7 Ways to Practice Gratitude to Quickly Improve Your Mood and Life

Why is it that a person who can seemingly have everything be miserable, while another who has very little be happy? 

We all know someone who has all that it would take to be happy and yet are not.  The friend who has so much, but constantly complains.  The manager who is never satisfied no matter how great a job is done.  Ourselves when we get the thing we wanted for so long, only to grow tired of it days later.

“It is not happiness that makes us grateful, but gratefulness that makes us happy.”

– Brother David Steindl-Rast

The secret is gratefulness.  As Brother David Steindl-Rast, a monk and scholar, said in his TED Talk that now has over 2.6 million views, “It is not happiness that makes us grateful, but gratefulness that makes us happy.”

Science backs this up.  Psychologist Robert Emmons, who has spent his life researching gratitude, found that gratitude improves overall health and well-being, reduces stress, improves immune function, increases self-esteem, and boots overall happiness.

The key is putting gratitude into practice.  Here are seven tools that I’ve found to have the greatest impact:

  1. Gratitude Journal – Keep a gratitude journal where each morning you list three things you’re grateful for. 
  2. Dinner Table Thanks – At dinner just before you eat, go around the table and have each person share one thing they’re grateful for.
  3. Gratitude Friday – Block out time every Friday on your calendar to reflect on what your team and co-workers are doing well.  Then send them an award, thank you email, or thank them in person the next time you talk to them.
  4. Thank You Cards – Send a handwritten thank you card or an online card using http://www.kudoboard.com.
  5. Gratitude Text – Show your gratitude with a short text.  It’s quick, easy, and will not only brighten up someone’s day but yours as well.
  6. Awesome Jar – Create an Awesome Jar by decorating a mason jar and writing down on a small slip of paper one awesome thing that happened recently or that you’re grateful for.  Then review the filled-out slips every so often with your family or team.
  7. Weekly Award – Create a team or family award where the award holder recognizes one person on the team or in your family each week.  The new award recipient then recognizes someone the following week and so on.
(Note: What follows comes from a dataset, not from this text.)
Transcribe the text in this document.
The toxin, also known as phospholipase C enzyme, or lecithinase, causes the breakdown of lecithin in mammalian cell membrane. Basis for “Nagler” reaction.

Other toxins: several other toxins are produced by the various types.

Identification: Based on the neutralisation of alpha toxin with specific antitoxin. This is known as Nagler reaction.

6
The happiest people don’t have the best of everything, they make the best of everything they have by practicing gratitude.

How will you put gratitude into practice?

2 thoughts on “7 Ways to Practice Gratitude to Quickly Improve Your Mood and Life

  1. This one really resonated with me. The older I get, the more convinced I am that gratitude is one of the most, if not *the* most, important contributors to happiness. My wife in her wisdom started a routine of asking our kids at bedtime each day to share one thing that happened that day they’re grateful for, and it’s really started to create a culture of gratitude in our home that heightens the good times and strengthens the kids in times of adversity.